# Seeking Input on KTBH Design



## ezrahug (May 30, 2010)

I was thinking about how to improve the KTBH design so I built 3 small ones out of poplar measuring 19" x 19" by 10" tall with a 1" left entrance in each. Made the base 19" x 19" x 3/4" plywood so that they can be stacked and drilled six 1" holes so that bees can move up and down. Basically built 3 KTBH supers. Top bars are 1 1/4" for brood and 1 1/2" for honey with 3/8" spacers on just the ends (not running the length of the 19" bars) so that there's bee space for the ladies to move up between bars. My thinking is that the hive will be more modular (a la lang and warre) but will allow for better air movement and overwintering.

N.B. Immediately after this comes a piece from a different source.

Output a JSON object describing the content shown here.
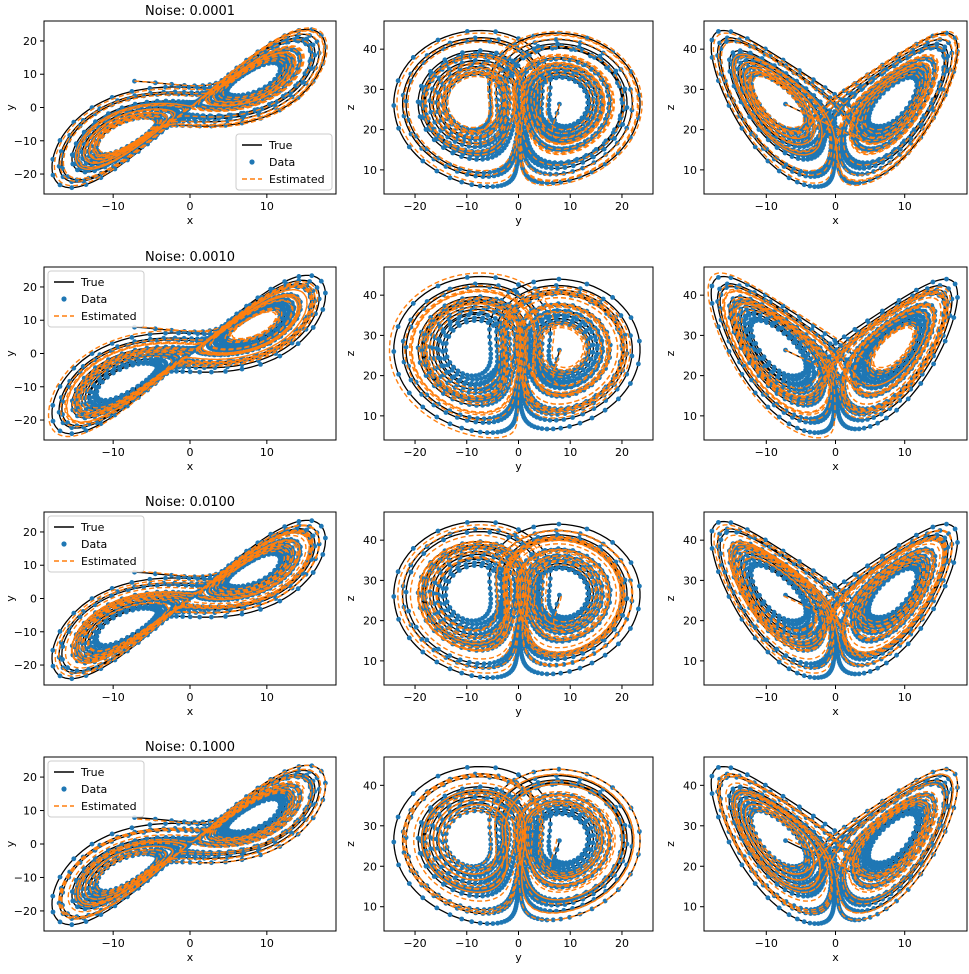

Wanted to get more seasoned beeks' opinions before i build refine the design and build more (for hiving next year). Am i missing something obvious?


----------



## Michael Bush (Aug 2, 2002)

I would not go less than 48" long as a top bar hive is almost always too small to easily do swarm managment if you go smaller but it's difficult to get them to expand much over that unless it's a real bumper crop year. I would not go wider than 20" as it's hard to keep them on the bars if you get much wider. I would not go much less than 15" wide as it will be too small again. I would not go any deeper than about 10" unless you have a slope (which a KTBH should) because the combs collapse too easily. With a slope you might get by with a bit more than 10" but I think about 10" is fine. More than 12" is probably not necessary and may be counterproductive as the cluster in the winter may not clean up the honey as it goes.


----------



## ezrahug (May 30, 2010)

Thanks, Michael. What about the whole idea of using 19" x 19" KTBH "supers" stacked like a lang/warre? when they fill up most of the first box then i'd add a second and a third. Holes in the bottom board will allow passage tween the "supers". I love the simplicity of the ktbh design (easy and quick to build) and the fact that it's shape is half of a honeycomb cell. Also seems like going vertical will facilitate air movement better than horizontal. Am i over thinking this?


----------



## Michael Bush (Aug 2, 2002)

I don't understand how you will stack slope sided boxes nor how the bees will move vertically with top bars blocking their path... but assuming 7/8" wide bars with 
3/8" gaps and straight sides, it could work. But then I'd just buy eight frame Langstroth boxes and put those top bars in them and stack them up... but then foundationless would get you most of that and have better support...


----------



## ezrahug (May 30, 2010)

Yep, you're right. boxes would be easier and probably cheaper (I spend $100 every time i go to home depot :0). No need to reinvent the wheel. I'll send a picture later of the design i was talking about. Basically i attached a 19" x 19" ply bottom board for stacking support and, yes, the bars have 3/8" gap tween.

thanks again,


----------